Outdated? Well, at least I can type
Reprinted from April 2000
The first typewriter I ever had was an Underwood. It was a mechanical affair with a full keyboard in a semi circle, and each striker arm held a letter or symbol. Back in those days, to own a typewriter was out of the question because of the cost.
Eventually, however, I did buy a portable, which was a manual. It was a Hermes, I think, that had script type on the standard strikers. I was in high cotton, and I did all my statements using that typewriter.
Some time after that, I was able to purchase an electric Smith-Corona. Now this was the ultimate! Effortlessly, I could push through work and not even have to shift. Faster typing, however, produced more errors and they came out with a cartridge, which replaced the ribbon cartridge enabling you to retype the error so you could correct it. This was the ultimate.
There was no way I could afford this. The Selectric had a little hollow ball with all the characters on it that swung around at a rapid speed making the impression. The Wheelwriter had a plastic disc, which was easily removed for various styles of type. The original asking price for the Wheelwriter as more than $1000 and I knew it was out of the question.
Years went by and I saw an IBM Selectric. The one I saw was red. They were evidently made to accent various businesses, and were available in vivid colors or brown. I recall responding to an ad in the newspaper and buying a new Selectric from a woman who worked for an attorney. It was a bargain and I felt like I’d gotten a real good deal.
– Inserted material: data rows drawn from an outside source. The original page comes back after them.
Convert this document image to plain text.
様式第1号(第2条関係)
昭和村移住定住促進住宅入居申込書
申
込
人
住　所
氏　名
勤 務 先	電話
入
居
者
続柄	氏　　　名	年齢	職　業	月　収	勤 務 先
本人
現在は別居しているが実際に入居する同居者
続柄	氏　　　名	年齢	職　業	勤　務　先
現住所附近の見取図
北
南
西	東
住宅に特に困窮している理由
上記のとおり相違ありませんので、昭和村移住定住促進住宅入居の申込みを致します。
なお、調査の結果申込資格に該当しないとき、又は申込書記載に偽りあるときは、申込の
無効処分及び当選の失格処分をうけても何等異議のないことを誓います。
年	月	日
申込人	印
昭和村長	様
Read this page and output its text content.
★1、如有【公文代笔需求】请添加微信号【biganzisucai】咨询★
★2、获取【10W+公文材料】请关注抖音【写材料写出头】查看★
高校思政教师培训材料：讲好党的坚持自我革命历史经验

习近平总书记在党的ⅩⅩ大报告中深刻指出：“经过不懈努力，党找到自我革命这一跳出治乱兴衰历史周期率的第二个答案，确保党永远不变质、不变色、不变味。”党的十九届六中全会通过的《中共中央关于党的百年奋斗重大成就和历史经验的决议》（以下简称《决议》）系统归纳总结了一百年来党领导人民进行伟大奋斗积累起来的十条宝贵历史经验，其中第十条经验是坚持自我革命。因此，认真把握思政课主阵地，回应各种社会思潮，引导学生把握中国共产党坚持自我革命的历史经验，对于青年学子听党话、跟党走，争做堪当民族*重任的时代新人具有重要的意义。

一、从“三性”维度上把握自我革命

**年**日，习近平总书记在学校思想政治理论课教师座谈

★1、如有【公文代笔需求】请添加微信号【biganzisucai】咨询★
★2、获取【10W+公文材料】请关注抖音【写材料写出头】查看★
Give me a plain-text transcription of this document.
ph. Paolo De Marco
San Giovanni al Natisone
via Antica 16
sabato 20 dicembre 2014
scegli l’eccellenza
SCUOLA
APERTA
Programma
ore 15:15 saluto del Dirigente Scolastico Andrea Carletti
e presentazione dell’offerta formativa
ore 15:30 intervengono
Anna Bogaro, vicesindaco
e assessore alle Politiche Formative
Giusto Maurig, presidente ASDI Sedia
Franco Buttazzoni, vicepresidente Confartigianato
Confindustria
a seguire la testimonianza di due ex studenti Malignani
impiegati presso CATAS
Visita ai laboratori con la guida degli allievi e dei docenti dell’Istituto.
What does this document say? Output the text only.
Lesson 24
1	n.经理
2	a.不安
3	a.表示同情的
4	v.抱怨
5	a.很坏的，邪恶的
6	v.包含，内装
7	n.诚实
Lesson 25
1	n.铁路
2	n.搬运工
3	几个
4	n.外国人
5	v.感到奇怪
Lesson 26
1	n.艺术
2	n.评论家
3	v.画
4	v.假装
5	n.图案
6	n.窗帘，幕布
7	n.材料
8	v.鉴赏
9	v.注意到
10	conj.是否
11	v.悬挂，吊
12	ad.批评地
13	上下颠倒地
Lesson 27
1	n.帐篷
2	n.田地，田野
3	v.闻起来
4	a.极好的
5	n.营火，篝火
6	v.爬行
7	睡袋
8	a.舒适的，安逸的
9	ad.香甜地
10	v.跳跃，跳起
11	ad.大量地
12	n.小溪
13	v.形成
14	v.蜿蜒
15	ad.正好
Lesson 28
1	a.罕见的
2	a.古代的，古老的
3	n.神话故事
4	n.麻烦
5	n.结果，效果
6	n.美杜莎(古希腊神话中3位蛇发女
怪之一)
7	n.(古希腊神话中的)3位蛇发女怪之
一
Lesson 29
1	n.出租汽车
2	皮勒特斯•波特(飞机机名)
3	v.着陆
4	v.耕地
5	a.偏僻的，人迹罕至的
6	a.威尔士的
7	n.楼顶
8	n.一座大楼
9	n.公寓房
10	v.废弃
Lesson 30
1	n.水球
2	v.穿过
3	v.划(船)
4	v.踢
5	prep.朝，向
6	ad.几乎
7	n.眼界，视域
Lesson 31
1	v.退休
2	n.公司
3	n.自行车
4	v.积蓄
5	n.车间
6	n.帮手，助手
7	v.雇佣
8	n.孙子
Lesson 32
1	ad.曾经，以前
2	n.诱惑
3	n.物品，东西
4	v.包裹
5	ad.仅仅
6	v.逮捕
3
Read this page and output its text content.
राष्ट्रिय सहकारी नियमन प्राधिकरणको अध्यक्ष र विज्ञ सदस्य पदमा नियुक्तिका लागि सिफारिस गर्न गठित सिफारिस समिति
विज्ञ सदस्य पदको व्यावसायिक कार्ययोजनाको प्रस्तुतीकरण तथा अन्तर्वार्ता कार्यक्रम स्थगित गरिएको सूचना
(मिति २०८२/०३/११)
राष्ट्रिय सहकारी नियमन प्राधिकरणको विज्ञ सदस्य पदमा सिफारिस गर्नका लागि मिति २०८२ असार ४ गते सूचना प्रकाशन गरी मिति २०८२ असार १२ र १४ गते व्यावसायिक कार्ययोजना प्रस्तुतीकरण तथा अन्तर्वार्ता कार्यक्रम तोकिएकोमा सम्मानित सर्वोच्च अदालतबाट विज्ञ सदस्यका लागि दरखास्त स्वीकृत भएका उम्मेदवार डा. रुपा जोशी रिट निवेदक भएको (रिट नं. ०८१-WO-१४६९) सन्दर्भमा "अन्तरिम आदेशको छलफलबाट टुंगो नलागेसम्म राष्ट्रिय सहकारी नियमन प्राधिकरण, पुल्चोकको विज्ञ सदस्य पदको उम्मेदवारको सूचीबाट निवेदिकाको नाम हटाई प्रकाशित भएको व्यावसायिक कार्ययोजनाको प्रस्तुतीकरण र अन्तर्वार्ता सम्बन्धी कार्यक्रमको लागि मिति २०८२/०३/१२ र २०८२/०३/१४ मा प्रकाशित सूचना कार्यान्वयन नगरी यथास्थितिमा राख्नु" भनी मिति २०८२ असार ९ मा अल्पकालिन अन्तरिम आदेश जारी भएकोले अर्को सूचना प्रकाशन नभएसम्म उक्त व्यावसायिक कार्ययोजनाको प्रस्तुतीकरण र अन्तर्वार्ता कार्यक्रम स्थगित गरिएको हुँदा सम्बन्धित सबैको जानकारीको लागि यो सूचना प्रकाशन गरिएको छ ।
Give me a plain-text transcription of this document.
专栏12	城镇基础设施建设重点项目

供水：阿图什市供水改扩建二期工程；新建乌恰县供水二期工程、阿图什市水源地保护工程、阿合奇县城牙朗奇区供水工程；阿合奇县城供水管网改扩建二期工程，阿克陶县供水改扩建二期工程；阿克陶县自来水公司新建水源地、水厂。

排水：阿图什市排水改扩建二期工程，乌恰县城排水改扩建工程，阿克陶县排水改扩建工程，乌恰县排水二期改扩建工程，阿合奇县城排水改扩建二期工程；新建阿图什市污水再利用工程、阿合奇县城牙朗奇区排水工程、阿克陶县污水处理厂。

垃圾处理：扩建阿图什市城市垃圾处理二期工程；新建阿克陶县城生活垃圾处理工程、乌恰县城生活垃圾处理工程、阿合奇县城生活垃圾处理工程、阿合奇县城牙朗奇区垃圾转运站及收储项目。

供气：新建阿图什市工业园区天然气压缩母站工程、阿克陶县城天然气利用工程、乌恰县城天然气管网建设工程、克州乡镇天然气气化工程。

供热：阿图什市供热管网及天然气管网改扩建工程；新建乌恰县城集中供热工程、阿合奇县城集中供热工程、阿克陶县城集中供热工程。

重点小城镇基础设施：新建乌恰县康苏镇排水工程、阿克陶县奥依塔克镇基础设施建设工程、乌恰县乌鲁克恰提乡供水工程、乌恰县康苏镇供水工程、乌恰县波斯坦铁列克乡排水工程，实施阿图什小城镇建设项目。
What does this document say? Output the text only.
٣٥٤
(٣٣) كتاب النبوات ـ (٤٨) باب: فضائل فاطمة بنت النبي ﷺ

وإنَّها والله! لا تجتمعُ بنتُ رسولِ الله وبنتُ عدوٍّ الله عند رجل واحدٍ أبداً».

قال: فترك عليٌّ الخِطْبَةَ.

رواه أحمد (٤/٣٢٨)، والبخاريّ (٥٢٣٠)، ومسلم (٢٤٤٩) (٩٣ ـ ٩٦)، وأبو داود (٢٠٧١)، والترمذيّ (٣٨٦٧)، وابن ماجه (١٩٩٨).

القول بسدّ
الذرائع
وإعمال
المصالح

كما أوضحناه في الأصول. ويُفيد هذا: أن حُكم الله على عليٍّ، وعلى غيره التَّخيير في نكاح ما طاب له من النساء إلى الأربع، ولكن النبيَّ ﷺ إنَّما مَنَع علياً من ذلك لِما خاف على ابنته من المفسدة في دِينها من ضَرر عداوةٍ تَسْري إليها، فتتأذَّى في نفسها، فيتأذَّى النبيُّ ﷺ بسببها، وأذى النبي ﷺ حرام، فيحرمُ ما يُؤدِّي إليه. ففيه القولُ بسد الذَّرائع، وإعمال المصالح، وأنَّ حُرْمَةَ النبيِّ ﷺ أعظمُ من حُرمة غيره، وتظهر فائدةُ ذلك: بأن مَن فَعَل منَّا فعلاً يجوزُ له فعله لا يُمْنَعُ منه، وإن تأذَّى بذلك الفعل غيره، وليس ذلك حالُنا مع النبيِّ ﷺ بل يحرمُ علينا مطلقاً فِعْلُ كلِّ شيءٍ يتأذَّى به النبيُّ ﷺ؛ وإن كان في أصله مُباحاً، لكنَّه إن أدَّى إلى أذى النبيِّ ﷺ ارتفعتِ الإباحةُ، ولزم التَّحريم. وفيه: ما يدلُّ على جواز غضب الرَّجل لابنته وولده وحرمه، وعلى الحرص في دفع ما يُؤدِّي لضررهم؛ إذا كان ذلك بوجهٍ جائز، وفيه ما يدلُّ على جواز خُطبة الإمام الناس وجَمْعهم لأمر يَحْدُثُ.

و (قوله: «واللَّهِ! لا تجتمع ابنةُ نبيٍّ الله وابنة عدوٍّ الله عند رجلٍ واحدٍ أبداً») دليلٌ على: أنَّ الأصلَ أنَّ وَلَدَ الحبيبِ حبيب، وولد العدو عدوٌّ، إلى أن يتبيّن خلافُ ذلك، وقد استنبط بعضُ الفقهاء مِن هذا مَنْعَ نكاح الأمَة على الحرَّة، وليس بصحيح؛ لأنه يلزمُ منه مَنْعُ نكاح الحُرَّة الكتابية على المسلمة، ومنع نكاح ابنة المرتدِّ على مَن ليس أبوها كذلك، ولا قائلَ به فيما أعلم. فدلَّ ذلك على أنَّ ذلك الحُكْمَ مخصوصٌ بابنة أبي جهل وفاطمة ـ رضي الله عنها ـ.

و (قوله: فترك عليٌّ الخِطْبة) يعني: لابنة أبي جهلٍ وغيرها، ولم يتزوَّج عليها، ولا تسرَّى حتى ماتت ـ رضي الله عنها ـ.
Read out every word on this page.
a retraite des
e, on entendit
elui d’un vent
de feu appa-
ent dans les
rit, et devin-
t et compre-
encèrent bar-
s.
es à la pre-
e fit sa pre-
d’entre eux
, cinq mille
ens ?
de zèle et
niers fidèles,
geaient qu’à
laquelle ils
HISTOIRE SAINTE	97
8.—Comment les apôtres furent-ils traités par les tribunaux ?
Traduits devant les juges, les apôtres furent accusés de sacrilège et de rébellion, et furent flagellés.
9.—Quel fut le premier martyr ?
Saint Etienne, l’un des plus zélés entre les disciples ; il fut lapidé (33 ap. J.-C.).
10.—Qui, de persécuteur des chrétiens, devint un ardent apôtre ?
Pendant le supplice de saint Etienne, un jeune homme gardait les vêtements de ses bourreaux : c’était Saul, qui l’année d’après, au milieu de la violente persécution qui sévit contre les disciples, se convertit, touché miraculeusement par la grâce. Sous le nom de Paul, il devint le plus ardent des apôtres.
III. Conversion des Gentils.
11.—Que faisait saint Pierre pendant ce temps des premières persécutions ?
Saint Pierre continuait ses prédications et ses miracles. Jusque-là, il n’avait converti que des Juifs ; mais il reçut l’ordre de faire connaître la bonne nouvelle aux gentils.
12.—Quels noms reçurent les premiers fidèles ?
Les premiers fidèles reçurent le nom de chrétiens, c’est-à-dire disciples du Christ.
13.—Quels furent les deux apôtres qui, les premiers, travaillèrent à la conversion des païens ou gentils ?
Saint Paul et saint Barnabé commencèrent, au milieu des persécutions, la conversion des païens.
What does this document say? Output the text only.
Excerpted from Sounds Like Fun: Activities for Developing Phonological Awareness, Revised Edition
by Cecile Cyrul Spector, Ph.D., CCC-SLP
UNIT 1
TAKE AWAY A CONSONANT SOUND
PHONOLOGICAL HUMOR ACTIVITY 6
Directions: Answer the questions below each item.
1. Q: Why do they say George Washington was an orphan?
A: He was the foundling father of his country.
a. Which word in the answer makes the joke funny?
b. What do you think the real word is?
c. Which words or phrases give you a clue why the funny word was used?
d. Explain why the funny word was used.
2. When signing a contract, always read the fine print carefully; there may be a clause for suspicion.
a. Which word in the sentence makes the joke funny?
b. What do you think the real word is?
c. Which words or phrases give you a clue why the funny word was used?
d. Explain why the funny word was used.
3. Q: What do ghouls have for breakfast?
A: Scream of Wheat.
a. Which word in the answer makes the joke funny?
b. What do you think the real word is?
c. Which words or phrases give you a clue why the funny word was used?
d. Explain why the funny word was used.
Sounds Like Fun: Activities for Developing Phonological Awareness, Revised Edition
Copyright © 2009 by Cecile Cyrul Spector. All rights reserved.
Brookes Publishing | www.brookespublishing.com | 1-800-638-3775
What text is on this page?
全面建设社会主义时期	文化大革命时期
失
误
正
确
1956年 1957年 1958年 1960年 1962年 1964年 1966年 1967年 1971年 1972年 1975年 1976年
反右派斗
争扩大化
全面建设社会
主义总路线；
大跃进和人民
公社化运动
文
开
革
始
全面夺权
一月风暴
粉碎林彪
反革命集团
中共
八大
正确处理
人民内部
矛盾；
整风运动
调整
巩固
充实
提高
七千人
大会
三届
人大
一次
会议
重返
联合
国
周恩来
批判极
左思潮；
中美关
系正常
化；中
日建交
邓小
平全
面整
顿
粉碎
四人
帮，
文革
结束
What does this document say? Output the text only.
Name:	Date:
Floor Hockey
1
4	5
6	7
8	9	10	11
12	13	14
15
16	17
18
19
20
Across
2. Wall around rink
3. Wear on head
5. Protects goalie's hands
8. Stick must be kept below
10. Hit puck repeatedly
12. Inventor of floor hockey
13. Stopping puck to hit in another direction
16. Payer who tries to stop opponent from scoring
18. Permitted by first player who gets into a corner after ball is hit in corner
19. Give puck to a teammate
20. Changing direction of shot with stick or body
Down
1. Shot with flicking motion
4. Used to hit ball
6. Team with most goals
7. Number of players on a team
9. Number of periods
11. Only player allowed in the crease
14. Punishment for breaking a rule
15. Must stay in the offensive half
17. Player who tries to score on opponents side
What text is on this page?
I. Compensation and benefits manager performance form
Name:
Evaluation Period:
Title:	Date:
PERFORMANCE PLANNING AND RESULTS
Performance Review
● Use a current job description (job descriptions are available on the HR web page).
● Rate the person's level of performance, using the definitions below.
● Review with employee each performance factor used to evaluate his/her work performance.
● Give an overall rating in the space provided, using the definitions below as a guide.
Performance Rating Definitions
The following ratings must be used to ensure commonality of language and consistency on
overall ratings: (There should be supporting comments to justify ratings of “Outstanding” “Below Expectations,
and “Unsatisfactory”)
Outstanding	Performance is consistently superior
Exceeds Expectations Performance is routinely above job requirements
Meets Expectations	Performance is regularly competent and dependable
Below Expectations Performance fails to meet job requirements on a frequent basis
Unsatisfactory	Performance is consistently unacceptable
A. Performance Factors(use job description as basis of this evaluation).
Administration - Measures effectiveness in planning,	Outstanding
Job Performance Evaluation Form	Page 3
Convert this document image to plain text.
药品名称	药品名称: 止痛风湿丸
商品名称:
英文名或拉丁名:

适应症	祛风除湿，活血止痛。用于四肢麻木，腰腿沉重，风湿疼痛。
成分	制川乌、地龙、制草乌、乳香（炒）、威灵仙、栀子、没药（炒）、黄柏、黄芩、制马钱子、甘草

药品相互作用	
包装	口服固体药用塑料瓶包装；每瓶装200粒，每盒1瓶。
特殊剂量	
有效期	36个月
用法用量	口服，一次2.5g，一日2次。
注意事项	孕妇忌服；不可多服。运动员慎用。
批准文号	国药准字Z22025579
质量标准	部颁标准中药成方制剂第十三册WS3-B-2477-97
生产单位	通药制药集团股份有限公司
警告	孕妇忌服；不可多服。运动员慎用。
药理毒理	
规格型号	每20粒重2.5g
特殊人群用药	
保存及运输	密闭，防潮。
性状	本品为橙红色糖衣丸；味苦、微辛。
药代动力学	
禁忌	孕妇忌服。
Somewhere in the next couple of years, I saw another IBM. It was a Wheelwriter.
Then down the line, one day this typewriter repairman, disgusted with the Selectric’s lack of performance, offered me a deal: that old Selectric of mine plus $300 for a Wheelwriter. I thought I’d died and gone to heaven! I placed it proudly up front in back of the counters where I sometimes do book work while keeping an eye on customers and so on.
As months and years have passed, we have continued to display repaired watches on a timing board and want to buy watches from customers. Likewise, they’d watch me typing and say, “What a novelty, such a lovely old typewriter and someone who can still actually type.”
This did not make me feel important. They were making fun of my beautiful Wheelwriter as if it were an antique – my splendid new machine!
Then my son came to visit and he spotted my new machine and lovingly ran his hand over it. I thought to myself, “Now he knows a good machine when he sees one.” After inspecting it thoroughly, he said, “Wow, think of this, a typewriter without a spell check.” He might as well have been talking about a ’39 Dodge.
I did purchase a word processor. I couldn’t figure out how to use it but had an employee who was an expert. I asked her to show me, and she spent about three hours pointing out this and that, and the next day I asked her to show me again. She replied, “I showed you once and I am not going to show you again.”
So after I replaced her, I found out the new girl was a computer illiterate. Finally, I gave the word processor to my son.
I suppose the next step is to buy a computer, but this seems so difficult to me. I even have a customer who’s willing to teach me in my spare time; assuming this would be somewhere between 11:45 p.m. and 4:30 a.m.
Yesterday, a woman was at the counter and she was obviously watching what I was doing. Finally, between breaks in conversation with Chip, she addressed me, “I see you know how to type. I taught typing for years and years in high school classes.”
She went on to say that most people today use a computer keyboard by utilizing the hunt and peck system. I felt a surge of renewed confidence, except I had to consider that just because I can type, it hasn’t enhanced my income any, but the computer wizards out there who hunt and peck are worth millions.
Anyway, I think the next type of machine I get will have a spell check. To add insult to injury, my son advised me the processor I gave him is too outdated so he bought a laptop computer.
When I hear what an old model machine I have, I have to believe they figure I am also outdated. I’d get my feelings hurt, but have to admit that maybe I am indeed a bit dated. I started out with a slate!